On Holocaust Remembrance Day, a Plea of Sorts for Forgiveness
by Julie Brill
Last summer, I traveled from Boston to Serbia with my father and daughter, to bear witness to the installation of Belgrade’s first 10 Holocaust memorial stones, called stolpersteine. We honored my grandfather, Alexander Brill, with a memorial. Tens of thousands of stolpersteine — German for stumbling stones — are located in front of the last voluntary residences of Holocaust survivors and victims across Europe, forming the world’s largest decentralized memorial.
Serbia’s arguably most famous Holocaust victim, Hilda Dajc, received Belgrade’s first stone.
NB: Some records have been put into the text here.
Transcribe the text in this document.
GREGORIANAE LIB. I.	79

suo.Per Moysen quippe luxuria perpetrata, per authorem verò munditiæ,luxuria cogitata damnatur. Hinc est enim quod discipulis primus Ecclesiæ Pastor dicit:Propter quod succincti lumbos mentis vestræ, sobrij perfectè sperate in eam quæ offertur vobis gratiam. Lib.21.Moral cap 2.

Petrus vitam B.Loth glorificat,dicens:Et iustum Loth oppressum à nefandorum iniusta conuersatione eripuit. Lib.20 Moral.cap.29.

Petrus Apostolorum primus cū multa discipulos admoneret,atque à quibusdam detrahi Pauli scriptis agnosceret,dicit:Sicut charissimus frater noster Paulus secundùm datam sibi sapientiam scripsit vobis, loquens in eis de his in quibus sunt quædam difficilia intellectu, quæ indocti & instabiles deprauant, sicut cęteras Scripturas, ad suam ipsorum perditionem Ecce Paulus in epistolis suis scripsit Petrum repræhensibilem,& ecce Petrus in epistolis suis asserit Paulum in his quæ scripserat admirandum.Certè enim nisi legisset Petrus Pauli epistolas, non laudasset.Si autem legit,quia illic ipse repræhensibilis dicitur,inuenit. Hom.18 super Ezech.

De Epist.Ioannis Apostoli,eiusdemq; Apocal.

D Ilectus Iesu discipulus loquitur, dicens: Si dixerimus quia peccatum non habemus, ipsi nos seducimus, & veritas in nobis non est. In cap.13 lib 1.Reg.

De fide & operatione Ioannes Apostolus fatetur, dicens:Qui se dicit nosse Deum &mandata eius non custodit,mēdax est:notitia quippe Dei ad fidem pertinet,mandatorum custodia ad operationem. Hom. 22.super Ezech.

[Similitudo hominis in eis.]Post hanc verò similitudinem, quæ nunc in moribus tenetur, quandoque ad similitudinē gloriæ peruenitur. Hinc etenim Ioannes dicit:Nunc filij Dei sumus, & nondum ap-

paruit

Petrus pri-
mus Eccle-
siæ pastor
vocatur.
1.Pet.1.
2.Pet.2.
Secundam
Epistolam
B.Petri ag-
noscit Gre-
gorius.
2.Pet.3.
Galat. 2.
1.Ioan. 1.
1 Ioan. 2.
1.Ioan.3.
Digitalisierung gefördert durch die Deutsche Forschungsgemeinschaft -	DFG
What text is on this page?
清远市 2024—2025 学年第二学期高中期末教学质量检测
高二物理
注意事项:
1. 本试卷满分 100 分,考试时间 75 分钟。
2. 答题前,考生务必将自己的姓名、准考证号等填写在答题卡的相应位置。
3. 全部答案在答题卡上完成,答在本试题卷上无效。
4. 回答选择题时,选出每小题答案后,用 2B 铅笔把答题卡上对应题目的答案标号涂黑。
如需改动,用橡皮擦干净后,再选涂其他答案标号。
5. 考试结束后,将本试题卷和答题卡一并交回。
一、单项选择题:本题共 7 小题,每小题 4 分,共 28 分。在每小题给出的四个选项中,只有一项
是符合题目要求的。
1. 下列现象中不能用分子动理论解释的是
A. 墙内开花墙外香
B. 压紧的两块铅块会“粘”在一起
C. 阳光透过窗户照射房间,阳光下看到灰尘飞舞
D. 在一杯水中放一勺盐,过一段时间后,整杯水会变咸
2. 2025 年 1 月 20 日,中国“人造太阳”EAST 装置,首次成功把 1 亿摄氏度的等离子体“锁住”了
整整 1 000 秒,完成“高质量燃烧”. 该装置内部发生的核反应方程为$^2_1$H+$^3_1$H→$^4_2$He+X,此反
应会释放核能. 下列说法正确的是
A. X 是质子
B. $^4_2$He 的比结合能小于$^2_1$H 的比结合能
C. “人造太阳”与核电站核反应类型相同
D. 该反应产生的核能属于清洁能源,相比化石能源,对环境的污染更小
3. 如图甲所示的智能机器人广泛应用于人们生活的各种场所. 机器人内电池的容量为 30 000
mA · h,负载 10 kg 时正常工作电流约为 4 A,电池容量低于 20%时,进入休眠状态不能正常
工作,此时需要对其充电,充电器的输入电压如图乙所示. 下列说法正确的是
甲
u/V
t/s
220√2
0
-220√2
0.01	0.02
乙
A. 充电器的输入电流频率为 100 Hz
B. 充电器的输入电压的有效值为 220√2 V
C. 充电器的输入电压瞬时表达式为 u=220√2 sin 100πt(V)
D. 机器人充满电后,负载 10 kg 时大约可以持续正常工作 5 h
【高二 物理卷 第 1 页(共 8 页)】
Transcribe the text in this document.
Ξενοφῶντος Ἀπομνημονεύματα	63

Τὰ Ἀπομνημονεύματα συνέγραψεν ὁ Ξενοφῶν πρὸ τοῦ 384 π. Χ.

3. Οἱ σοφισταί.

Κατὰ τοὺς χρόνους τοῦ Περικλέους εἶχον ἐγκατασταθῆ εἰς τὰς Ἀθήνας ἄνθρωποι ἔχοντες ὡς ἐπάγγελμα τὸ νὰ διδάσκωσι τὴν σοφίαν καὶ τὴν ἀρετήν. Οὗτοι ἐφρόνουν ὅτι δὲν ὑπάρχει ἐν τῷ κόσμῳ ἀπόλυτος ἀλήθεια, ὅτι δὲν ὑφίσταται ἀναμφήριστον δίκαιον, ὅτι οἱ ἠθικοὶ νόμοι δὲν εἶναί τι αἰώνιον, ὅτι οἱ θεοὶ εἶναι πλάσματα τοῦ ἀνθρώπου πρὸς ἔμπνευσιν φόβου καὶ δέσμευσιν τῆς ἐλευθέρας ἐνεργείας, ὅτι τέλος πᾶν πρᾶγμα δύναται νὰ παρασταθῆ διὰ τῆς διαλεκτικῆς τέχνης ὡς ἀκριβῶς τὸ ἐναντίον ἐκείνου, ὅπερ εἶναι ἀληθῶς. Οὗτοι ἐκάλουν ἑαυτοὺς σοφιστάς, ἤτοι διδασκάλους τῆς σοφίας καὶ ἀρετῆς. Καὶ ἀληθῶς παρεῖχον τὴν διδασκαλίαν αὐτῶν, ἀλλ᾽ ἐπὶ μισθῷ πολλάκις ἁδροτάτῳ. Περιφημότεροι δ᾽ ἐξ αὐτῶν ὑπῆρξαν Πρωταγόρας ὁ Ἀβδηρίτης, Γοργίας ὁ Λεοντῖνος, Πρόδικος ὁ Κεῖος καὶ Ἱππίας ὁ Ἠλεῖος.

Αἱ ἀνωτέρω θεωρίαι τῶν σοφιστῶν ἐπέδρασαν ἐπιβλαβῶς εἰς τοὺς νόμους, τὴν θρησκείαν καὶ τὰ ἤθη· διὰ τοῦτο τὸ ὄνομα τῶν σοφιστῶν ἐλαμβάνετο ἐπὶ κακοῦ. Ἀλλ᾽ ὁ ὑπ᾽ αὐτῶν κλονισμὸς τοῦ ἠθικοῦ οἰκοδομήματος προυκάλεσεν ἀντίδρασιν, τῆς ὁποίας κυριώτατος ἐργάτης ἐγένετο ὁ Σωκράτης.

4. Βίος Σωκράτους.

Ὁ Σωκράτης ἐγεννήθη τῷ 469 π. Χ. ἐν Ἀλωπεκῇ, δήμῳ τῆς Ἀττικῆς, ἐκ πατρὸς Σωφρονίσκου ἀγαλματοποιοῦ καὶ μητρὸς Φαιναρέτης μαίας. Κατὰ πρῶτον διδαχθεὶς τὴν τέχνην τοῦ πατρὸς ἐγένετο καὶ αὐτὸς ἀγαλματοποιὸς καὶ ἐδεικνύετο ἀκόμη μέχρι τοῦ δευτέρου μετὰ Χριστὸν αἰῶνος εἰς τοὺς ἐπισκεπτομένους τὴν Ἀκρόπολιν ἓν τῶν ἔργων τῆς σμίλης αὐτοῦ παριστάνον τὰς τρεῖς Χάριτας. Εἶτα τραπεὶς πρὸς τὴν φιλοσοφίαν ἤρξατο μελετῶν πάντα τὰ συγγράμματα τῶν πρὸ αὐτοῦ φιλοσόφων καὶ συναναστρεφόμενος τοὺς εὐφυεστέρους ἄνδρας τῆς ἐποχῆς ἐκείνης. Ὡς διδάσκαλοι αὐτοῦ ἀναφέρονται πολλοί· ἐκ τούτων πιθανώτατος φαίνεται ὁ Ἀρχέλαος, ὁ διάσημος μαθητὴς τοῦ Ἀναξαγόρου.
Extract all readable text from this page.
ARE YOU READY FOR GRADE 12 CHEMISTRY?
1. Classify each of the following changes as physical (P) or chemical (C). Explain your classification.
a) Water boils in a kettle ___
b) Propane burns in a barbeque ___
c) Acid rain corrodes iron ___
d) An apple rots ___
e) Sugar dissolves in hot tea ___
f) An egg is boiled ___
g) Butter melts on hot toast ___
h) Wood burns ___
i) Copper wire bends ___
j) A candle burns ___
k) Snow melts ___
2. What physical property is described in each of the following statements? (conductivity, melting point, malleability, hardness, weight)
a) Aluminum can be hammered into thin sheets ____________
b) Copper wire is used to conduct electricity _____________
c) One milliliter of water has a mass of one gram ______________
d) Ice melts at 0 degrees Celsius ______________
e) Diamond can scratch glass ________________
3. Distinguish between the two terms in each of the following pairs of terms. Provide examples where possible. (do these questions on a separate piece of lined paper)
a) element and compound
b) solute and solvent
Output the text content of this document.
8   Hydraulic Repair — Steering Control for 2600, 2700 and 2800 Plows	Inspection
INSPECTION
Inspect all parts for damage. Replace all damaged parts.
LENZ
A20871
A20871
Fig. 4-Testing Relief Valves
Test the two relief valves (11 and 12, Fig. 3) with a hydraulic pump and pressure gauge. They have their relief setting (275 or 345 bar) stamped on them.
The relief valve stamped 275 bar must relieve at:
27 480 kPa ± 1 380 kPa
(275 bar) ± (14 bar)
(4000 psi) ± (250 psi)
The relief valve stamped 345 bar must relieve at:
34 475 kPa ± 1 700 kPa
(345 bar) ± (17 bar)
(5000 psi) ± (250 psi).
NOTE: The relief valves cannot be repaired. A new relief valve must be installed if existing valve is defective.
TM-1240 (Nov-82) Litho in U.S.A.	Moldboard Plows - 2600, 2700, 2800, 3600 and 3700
Her letters describing the horrific conditions at Sajmiste Concentration Camp are a lasting testament to what Jews lived through, and died in, during the winter of 1941-42. Those still alive in the spring, including Hilda, were gassed in a mobile van as it drove through the streets of the capital city. The only Jewish survivor was a baby born in the camp and smuggled out to safety.
We gathered outside the Dajc home in extreme heat to watch the stones installed with fanfare. Members of the local Jewish community who worked for years to secure permission for the installation, the German ambassador to Serbia, and the Israeli deputy ambassador spoke. Absent was any Serbian government representative. Also missing was any mention of Hilda’s father Emil, although he received a stolpersteine.
Emil’s story is complicated. He was part of the Belgrade Jewish Council, created by German occupation authorities to oversee Jewish life and carry out Nazi orders. His position brought some privilege, but only for a while. As a Council member, Emil lived with his family more comfortably than most Jews did early in the occupation. During Spring and Summer 1941, Emil wasn’t alongside my grandfather doing slave labor in Belgrade’s streets, digging ditches to repair sewer lines destroyed by the German bombing. And he didn’t have to report to Sajmiste in December, when almost all other remaining Jews in Belgrade did.
It seems Emil tried to help the Jewish community in the small ways he could. He wasn’t a collaborator. Those who collaborated did so to help Germany win the war. In the end, Emil died the way most of Belgrade’s Jew did, as a prisoner at Sajmiste.
Hilda’s letters describe abhorrent conditions. Emil also has surviving letters whose details give a window into the Holocaust. I read one the day after the stolpersteine installation.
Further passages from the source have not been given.